I'm having a problem with the Sony DCR-SR42 on my new iMac. I just can't even get the Mac to recognize it. I learned a lesson by assuming that the newest Sony gear with the newest Mac gear should just talk and get along well. I haven't even found any proposed solution out there except a $100 Mac software mentioned on the profile for the camera on c|net that I haven't been able to find. (See link below under "The Bad:") Anyone know where to find this software?

http://reviews.cnet.com/digital-camc...-32417452.html

Does anyone know if this connection, conversion, anything is possible or should I run it back to Best Buy as quick as possible and see if they'll at least exchange it? Any thoughts anyone?

Peace and Good,
El Marko


----------



## VegasACF (May 27, 2005)

theroadsplit said:


> I'm having a problem with the Sony DCR-SR42 on my new iMac. I just can't even get the Mac to recognize it. I learned a lesson by assuming that the newest Sony gear with the newest Mac gear should just talk and get along well. I haven't even found any proposed solution out there except a $100 Mac software mentioned on the profile for the camera on c|net that I haven't been able to find. (See link below under "The Bad:") Anyone know where to find this software?
> 
> http://reviews.cnet.com/digital-camc...-32417452.html





The Site to Which You Linked said:


> We're sorry, but the page you requested could not be found.


Does this camera not have a FireWire connection? I know _my_ Sony MiniDV cam has such a connection. All that you have to do is use the correct cable to connect it to the computer, launch iMovie (if it didn't launch on its own after connection), and import your video.



theroadsplit said:


> Does anyone know if this connection, conversion, anything is possible or should I run it back to Best Buy as quick as possible and see if they'll at least exchange it? Any thoughts anyone?

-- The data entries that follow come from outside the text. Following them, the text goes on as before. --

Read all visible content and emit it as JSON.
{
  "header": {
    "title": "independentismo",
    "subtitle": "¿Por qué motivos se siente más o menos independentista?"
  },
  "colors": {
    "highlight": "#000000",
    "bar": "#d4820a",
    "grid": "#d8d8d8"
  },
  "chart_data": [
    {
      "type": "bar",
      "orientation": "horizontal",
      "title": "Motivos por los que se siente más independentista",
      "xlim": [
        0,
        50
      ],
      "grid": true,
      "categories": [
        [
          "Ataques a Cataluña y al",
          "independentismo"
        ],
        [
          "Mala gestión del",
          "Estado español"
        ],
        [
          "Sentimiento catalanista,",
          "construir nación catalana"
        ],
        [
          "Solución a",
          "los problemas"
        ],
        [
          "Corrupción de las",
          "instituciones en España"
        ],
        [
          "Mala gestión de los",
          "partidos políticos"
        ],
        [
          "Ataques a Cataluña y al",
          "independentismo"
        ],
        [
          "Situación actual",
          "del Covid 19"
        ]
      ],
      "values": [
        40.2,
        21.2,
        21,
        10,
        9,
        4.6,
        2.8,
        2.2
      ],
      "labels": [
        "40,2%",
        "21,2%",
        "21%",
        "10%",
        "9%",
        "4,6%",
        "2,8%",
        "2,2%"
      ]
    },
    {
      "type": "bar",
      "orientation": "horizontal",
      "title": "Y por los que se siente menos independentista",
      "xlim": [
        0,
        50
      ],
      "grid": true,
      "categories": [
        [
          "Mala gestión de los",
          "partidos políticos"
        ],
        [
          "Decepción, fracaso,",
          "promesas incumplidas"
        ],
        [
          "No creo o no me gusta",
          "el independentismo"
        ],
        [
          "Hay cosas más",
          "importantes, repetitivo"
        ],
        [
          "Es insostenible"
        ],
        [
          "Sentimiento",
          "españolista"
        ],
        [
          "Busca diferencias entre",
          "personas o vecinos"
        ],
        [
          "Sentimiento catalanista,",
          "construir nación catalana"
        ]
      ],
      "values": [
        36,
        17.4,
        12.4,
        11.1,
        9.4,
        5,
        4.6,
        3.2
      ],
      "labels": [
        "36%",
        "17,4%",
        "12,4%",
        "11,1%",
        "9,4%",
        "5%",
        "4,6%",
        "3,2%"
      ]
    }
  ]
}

If it doesn't have a FireWire connection I would take it back. With luck you've got all the packaging and can get it back the way it came (best of luck with that!), and all you'll have to pay is a restocking fee.


----------



## ThreeDee912 (Feb 11, 2006)

There was a recent Mac update, 10.4.10, that added a bunch of compatibility for some new USB devices. Did you already try installing it?

Also, I recommend you use Firewire. A lot better than USB at data transfer. Most camcorders have a Firewire port.

I also found this link: http://discussions.apple.com/thread.jspa?messageID=4205448&#4205448

$30, which might make it work.


----------



## krusej23 (Jul 18, 2007)

I am having troubles connecting it to my Windows XP laptop. It takes forever(half an hour or longer) for it to connect to the computer and for my computer to recognize the camcorder. Is this normal(I'm assuming not) or is there something I am not doing right? Thanks!


----------



## VegasACF (May 27, 2005)

Your question is better asked in one of our spacious Windows-themed fora. Since you're likely to get a larger number of those who know Windows inside and out in such a place you're more likely to get a swift and accurate response there. 

Sorry to be of no more help than this.


----------